There are also a couple of other more simple reasons why your images may be blocked. One is that you're looking at a Web site that is busy or temporarily shut down or offline. A Web host could also be working on certain things on the site, causing the images to be down. If everything else we've discussed above is set correctly and you're still not seeing the images, this might just be your problem. Just try the site again later. That's all you can really do. Also, when you're trying to view images on a Web site or in your e-mail, make sure you are actually connected to the Internet, because they will not show up if you're not online.

If you're still having trouble with the red X even after all of that, here's one more thing you can try. Read here for all the details. So, if you've been having trouble with the red X, hopefully one of these solutions will help you in fixing this awful predicament once and for all. Good luck!


----------



## DCM1519 (Mar 8, 2005)

Daniel

Thanks for the response. It is excellent.

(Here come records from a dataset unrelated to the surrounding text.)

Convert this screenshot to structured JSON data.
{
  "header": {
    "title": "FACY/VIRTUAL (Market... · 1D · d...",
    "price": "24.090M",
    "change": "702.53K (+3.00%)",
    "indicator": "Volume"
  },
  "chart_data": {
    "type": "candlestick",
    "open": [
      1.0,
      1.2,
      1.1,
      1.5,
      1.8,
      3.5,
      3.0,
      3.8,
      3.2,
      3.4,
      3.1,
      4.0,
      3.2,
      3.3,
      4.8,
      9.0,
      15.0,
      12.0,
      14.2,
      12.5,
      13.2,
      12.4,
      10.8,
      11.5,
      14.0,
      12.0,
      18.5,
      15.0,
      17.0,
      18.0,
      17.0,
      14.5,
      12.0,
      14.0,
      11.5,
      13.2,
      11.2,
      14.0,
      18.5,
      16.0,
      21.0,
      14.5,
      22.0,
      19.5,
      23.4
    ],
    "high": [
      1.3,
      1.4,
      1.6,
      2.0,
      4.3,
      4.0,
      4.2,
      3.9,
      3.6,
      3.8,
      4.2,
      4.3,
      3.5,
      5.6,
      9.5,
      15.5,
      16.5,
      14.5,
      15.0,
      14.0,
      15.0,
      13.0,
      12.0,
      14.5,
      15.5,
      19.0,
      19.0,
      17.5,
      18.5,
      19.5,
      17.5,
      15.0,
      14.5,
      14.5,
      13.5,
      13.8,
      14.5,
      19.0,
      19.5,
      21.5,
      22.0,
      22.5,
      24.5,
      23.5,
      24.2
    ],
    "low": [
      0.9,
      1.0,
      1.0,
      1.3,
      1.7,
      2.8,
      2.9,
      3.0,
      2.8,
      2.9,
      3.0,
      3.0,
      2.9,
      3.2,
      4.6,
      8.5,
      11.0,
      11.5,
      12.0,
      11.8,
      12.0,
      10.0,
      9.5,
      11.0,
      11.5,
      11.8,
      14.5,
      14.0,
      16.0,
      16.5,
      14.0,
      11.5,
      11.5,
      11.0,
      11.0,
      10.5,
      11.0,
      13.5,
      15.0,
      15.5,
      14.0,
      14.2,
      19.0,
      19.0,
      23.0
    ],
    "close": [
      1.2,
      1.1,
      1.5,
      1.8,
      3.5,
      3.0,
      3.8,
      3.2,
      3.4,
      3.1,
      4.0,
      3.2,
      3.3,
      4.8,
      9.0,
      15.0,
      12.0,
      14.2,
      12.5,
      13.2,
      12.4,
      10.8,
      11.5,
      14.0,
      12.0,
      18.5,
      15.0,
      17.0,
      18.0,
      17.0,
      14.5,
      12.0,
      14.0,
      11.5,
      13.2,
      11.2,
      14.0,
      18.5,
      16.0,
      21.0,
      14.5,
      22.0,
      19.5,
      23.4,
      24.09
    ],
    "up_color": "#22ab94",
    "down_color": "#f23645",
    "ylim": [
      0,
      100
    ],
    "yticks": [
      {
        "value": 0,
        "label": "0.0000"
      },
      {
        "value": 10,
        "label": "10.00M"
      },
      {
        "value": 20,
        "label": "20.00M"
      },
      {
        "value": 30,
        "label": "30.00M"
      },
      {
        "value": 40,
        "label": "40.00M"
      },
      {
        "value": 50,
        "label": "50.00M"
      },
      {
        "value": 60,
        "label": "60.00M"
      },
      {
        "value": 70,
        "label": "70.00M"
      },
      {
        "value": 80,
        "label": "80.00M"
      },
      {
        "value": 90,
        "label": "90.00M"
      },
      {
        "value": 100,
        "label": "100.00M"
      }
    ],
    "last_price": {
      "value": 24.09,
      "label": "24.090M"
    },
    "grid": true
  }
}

Unfortunately, I am using Outlook 2003 and the settings do not correspond so I guess that I will have to live with this problem for a while.


----------



## Mr. Newton (Aug 26, 2006)

dmullen said:


> For the last year or so, I have been seeing a red "X" in corner of blank images. By clicking "properties", it says that they are http files.
> 
> How do I find something that will open these when they appear?
> 
> Thanks


u may have show images turned off in options.go 2 tools,scroll down 2 options,click on content & check load images automatically..try that,,


----------



## daniel_b2380 (Jan 31, 2003)

dmullen,
you're welcome sir,
sorry that didn't work,
hey, thought,
do you use a 'hosts' file?
i keep my browser settings pretty tight and with the hosts file,
and other settings,
the dreaded x is fairly common,
hang in there though,
someone else may just pop in with an answer,


----------